Caroline Little
It’s been 18 years since I first stepped into a classroom and tried to figure out how to best engage my students, “Bonjour tout le monde! Je suis votre nouvelle prof de français!” A few years ago I realized that I was at a pivotal point of my teaching career, I could either continue to do things the way that I had been for over a decade and remain on the path of the known, or my students and I could embark on a journey to satiate our curiosity, and hopefully, light the fires of empowerment inside us both.
Bringing an explorer mindset into my French classes has revitalized my classroom and my teaching in ways that I never before thought possible. My classes no longer feel like they are siloed into the realms of verb conjugation and rote memory. Instead, we use the language to make connections to our world on the local and global scale. As we study the environment and geography of France and Minnesota one student inquired about recycling in French schools, which started a flurry of discussion as questions like, “Do French schools put the same emphasis on recycling that we do? Why or why not? Is it different if the school is urban or rural? Can they recycle different things in Europe than we do here?”
Many people assume that when you teach a world language that these connections just happen, but simply learning a new word for bread does not in itself expand our students world view. Instead, by cultivating the explorer mindset in both my students and myself, we have been able to dig deeper and examine not just our place in this great cosmos, but also how what we do affects the world we live in.
We look up at the stars now. After the super blood wolf moon students wanted to talk about seeing “l’éclipse lunaire”, especially how it was easier for some than others.

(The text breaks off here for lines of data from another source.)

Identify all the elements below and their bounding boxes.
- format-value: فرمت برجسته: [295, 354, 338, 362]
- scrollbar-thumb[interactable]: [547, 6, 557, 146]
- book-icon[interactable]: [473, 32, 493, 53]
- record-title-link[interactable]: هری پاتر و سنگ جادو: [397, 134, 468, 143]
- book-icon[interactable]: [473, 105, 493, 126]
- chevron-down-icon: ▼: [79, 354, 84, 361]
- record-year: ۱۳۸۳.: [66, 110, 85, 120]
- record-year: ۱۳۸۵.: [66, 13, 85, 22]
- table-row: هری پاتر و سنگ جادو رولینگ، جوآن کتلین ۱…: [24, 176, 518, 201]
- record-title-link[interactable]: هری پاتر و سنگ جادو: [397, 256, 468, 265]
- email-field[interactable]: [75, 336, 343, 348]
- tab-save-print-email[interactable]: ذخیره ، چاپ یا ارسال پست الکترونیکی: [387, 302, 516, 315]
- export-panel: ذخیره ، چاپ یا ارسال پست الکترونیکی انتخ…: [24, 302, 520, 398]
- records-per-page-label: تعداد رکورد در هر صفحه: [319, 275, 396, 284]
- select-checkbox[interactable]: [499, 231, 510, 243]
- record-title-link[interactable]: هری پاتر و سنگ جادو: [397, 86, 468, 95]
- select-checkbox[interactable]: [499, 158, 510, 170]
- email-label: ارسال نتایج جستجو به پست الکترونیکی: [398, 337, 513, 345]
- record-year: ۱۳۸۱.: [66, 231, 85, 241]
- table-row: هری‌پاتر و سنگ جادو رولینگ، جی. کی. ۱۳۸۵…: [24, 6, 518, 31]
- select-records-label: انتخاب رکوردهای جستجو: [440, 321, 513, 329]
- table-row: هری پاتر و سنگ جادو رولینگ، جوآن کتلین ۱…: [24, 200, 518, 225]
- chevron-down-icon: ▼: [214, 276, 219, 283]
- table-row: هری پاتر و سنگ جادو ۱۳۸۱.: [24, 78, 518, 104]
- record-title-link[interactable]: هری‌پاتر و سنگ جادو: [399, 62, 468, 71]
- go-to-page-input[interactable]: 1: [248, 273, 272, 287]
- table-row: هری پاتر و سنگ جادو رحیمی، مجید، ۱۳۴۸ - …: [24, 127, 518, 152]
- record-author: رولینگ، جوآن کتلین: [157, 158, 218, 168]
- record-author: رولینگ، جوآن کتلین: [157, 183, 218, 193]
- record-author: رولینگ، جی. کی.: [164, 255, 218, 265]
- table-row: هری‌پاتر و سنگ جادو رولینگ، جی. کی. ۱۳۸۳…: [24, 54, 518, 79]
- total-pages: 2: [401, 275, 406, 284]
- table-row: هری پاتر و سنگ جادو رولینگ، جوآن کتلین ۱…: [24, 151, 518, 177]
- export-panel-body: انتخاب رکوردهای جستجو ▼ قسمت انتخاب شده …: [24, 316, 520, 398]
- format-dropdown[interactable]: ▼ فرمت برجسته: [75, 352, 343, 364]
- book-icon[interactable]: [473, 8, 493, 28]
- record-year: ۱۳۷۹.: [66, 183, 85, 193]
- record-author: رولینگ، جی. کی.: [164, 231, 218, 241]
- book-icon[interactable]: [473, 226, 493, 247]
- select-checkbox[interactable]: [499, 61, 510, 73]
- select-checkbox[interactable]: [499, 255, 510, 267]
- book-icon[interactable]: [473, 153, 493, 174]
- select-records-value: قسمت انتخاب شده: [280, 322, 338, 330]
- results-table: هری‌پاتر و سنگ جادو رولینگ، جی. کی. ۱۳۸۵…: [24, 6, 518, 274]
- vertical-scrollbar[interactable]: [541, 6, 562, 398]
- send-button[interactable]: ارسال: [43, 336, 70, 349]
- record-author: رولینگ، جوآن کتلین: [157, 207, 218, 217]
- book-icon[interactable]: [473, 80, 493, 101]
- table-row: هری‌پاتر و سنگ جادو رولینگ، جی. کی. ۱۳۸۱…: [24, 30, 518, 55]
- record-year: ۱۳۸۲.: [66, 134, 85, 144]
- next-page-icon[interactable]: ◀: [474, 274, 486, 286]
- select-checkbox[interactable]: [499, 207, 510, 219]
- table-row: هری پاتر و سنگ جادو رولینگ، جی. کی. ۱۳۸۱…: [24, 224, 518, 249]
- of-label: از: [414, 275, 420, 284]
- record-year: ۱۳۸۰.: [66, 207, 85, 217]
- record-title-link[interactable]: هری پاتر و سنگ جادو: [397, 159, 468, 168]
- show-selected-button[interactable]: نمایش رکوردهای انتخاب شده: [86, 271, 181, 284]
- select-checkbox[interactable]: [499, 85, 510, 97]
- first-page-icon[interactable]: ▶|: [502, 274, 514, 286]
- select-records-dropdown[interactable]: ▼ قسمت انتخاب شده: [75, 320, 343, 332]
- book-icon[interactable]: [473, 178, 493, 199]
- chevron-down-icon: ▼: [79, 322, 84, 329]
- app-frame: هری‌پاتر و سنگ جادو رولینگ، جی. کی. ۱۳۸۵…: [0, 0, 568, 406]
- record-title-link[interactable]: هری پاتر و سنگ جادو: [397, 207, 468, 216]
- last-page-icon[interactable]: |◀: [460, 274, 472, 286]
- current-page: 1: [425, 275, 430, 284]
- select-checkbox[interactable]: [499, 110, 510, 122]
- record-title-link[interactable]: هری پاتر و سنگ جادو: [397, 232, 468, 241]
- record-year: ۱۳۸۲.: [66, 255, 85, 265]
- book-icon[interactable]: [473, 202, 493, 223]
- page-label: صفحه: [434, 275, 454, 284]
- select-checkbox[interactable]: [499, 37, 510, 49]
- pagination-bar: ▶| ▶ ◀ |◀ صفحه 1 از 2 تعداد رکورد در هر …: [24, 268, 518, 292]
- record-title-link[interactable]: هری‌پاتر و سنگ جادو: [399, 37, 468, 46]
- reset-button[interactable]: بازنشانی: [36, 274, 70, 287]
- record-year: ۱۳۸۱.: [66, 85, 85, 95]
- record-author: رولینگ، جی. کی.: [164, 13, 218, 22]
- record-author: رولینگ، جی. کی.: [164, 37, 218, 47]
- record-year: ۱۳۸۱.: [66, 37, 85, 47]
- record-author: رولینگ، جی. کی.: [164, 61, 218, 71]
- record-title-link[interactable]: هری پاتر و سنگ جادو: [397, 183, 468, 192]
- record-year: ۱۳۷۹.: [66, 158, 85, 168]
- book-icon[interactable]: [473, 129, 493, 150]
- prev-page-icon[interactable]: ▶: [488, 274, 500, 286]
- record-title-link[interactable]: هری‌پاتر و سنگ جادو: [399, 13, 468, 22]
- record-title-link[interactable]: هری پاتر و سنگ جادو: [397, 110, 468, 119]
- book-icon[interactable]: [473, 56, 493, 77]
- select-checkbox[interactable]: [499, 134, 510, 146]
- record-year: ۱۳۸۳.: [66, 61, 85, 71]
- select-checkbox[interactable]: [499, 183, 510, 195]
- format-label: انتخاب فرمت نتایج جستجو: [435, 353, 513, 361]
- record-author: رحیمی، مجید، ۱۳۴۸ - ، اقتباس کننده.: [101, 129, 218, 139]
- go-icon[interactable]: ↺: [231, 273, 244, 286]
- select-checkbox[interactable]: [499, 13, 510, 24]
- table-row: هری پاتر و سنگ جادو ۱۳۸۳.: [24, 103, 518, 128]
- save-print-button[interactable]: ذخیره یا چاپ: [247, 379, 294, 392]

This launched a discussion about light pollution which prompted several students to wonder what can be done to stop “la pollution lumineuse” in their neighborhoods.
Because bringing explorer mindset into our classrooms means getting our students to see our subject in the same way that the first pioneers viewed the night sky, with a combined mixture of wonderment, adventure and inquiry; while giving them the tools to solve the problems that matter to them.